The Petitioner, relying on case law from other jurisdictions, contends that the trial court's findings are not supported by the evidence because the record clearly establishes that ASLAC was insolvent, its directors did not dispute its insolvency, and, therefore, no reasonable defense to the Petition for Liquidation could be mounted. See, e.g., O'Malley v. Continental Life Ins. Co., 343 Mo. 382, 121 S.W.2d 834 (1938); In re Ambassador Ins. Co., 153 Vt. 417, 571 A.2d 54 (1989). That is, the Petitioner would have this Court adopt a rule limiting the trial court's discretion to award fees and costs from the liquidated estate to those instances where the Respondent challenges a Petition for Liquidation based on a reasonable belief that the company was solvent. See Ambassador, 571 A.2d at 59 (citing O'Malley 121 S.W.2d at 840-41) ("good faith must be manifested in two ways: (1) the opposition efforts must be made for the benefit of the policyholders, stockholders, and creditors, and (2) the resulting fees must be incurred with the good faith belief, based on reasonable grounds, that the company is actually solvent").
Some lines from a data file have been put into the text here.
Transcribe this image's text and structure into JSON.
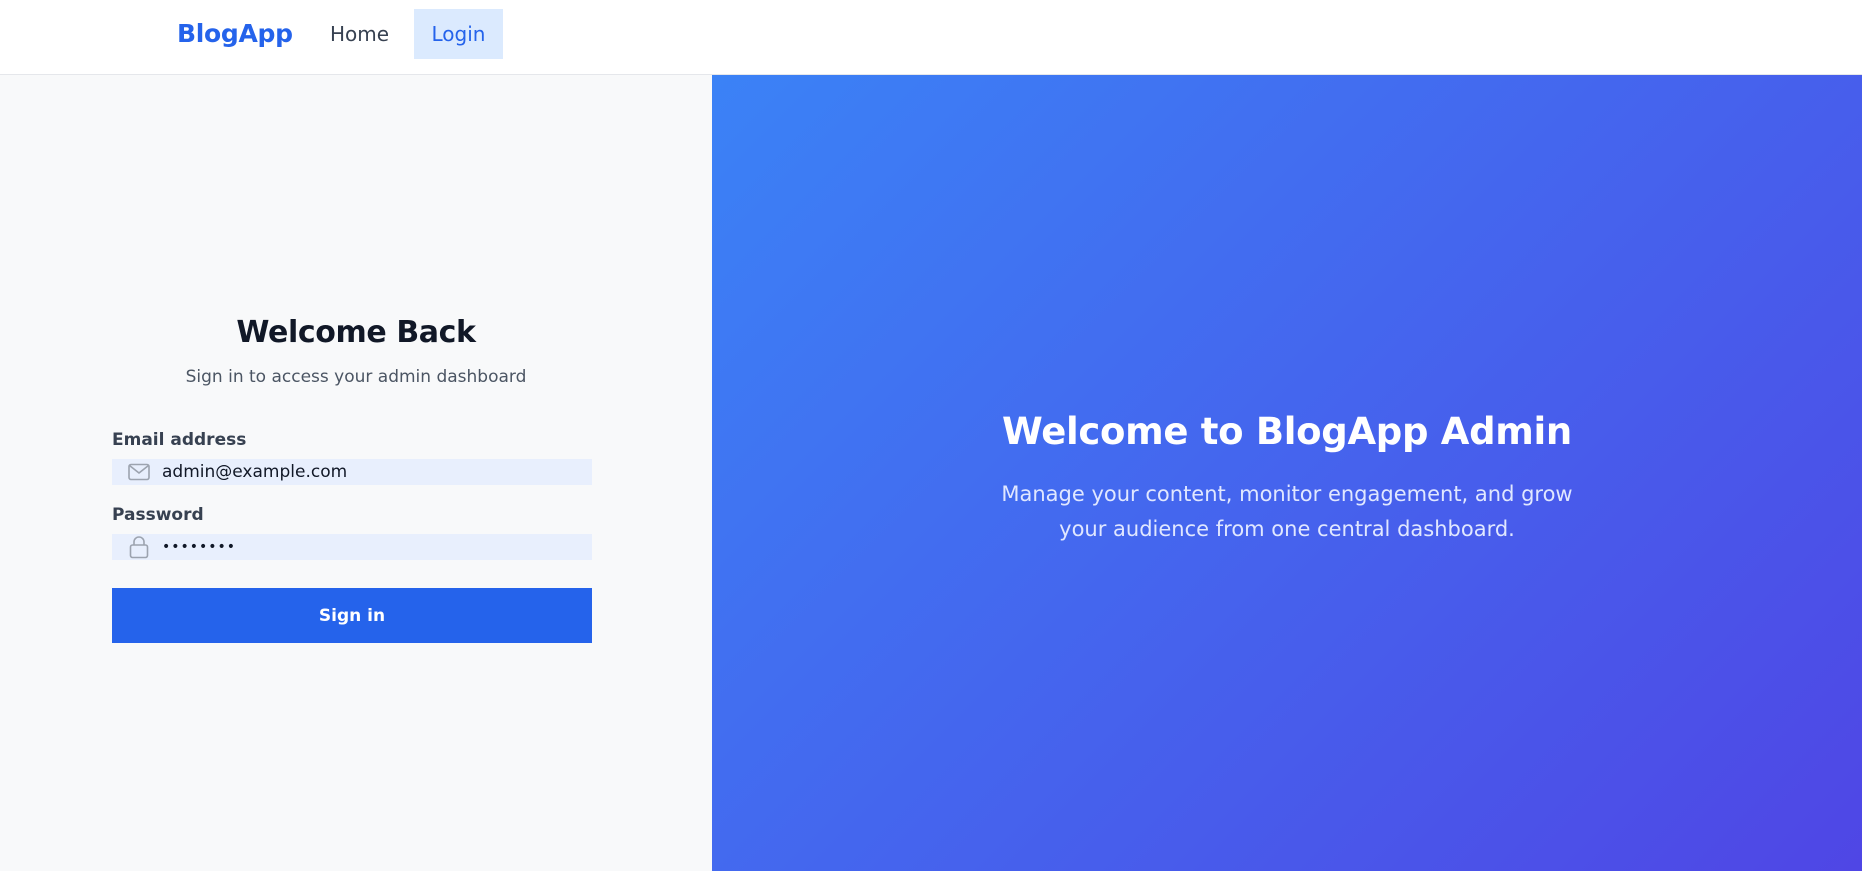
{
  "navbar": {
    "brand": "BlogApp",
    "links": [
      {
        "label": "Home",
        "active": false
      },
      {
        "label": "Login",
        "active": true
      }
    ]
  },
  "login": {
    "title": "Welcome Back",
    "subtitle": "Sign in to access your admin dashboard",
    "email": {
      "label": "Email address",
      "value": "admin@example.com",
      "icon": "mail-icon"
    },
    "password": {
      "label": "Password",
      "value": "password",
      "icon": "lock-icon"
    },
    "submit_label": "Sign in"
  },
  "hero": {
    "title": "Welcome to BlogApp Admin",
    "text": "Manage your content, monitor engagement, and grow your audience from one central dashboard."
  },
  "colors": {
    "accent": "#2563eb",
    "active_nav_bg": "#dbeafe",
    "field_bg": "#e8effd",
    "gradient_start": "#3b82f6",
    "gradient_end": "#4f46e5"
  }
}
This would narrow an otherwise broad general rule which allows such fees and costs to be awarded where they are incurred in good faith and upon reasonable grounds, not limited to the solvency of the company. See Anderson v. Great Republic Life Ins. Co., 41 Cal. App. 2d 181, 106 P.2d 75, 80 (1940). Clearly our legislature has conformed to the general rule in enacting section 58-30-95, and, if it had intended to confine the trial court's discretion to instances where the Respondent had a good faith belief that the company was solvent, it was within its power to include language to that effect in the provision.
No party to this action disputes that N.C.Gen.Stat. § 58-30-95 contains an implied element of good faith. Moreover, no trial court awarding costs and fees "as justice may require" could allow an award of attorney's fees based on a bad faith defense without abusing the broad discretion granted it by the statute. We find, however, that the parameters of good faith proposed by the Petitioner are an unwarranted infringement on the trial court's discretionary power, as well as a grant of unbridled decision-making power to the DOI. See Anderson, 106 P.2d at 82 (if attorney's fees and costs were not allowed for a good faith defense, "the hands of [the company's] directors would be tied and there would be no effective recourse from unwarranted official action"). We conclude, therefore, that the directors of an insolvent company are not, as a matter of law, disallowed from defending against a Petition for Liquidation. Rather, all of the facts and circumstances of a particular case should be examined in determining whether the defense to liquidation was brought in good faith, with the solvency of the company examined as one of many factors, and not as the sole factor, in the ultimate decision to award fees and costs. See id. at 80 (the allowance of attorneys fees and costs rests in the sound discretion of the trial court in view of all the facts and circumstances).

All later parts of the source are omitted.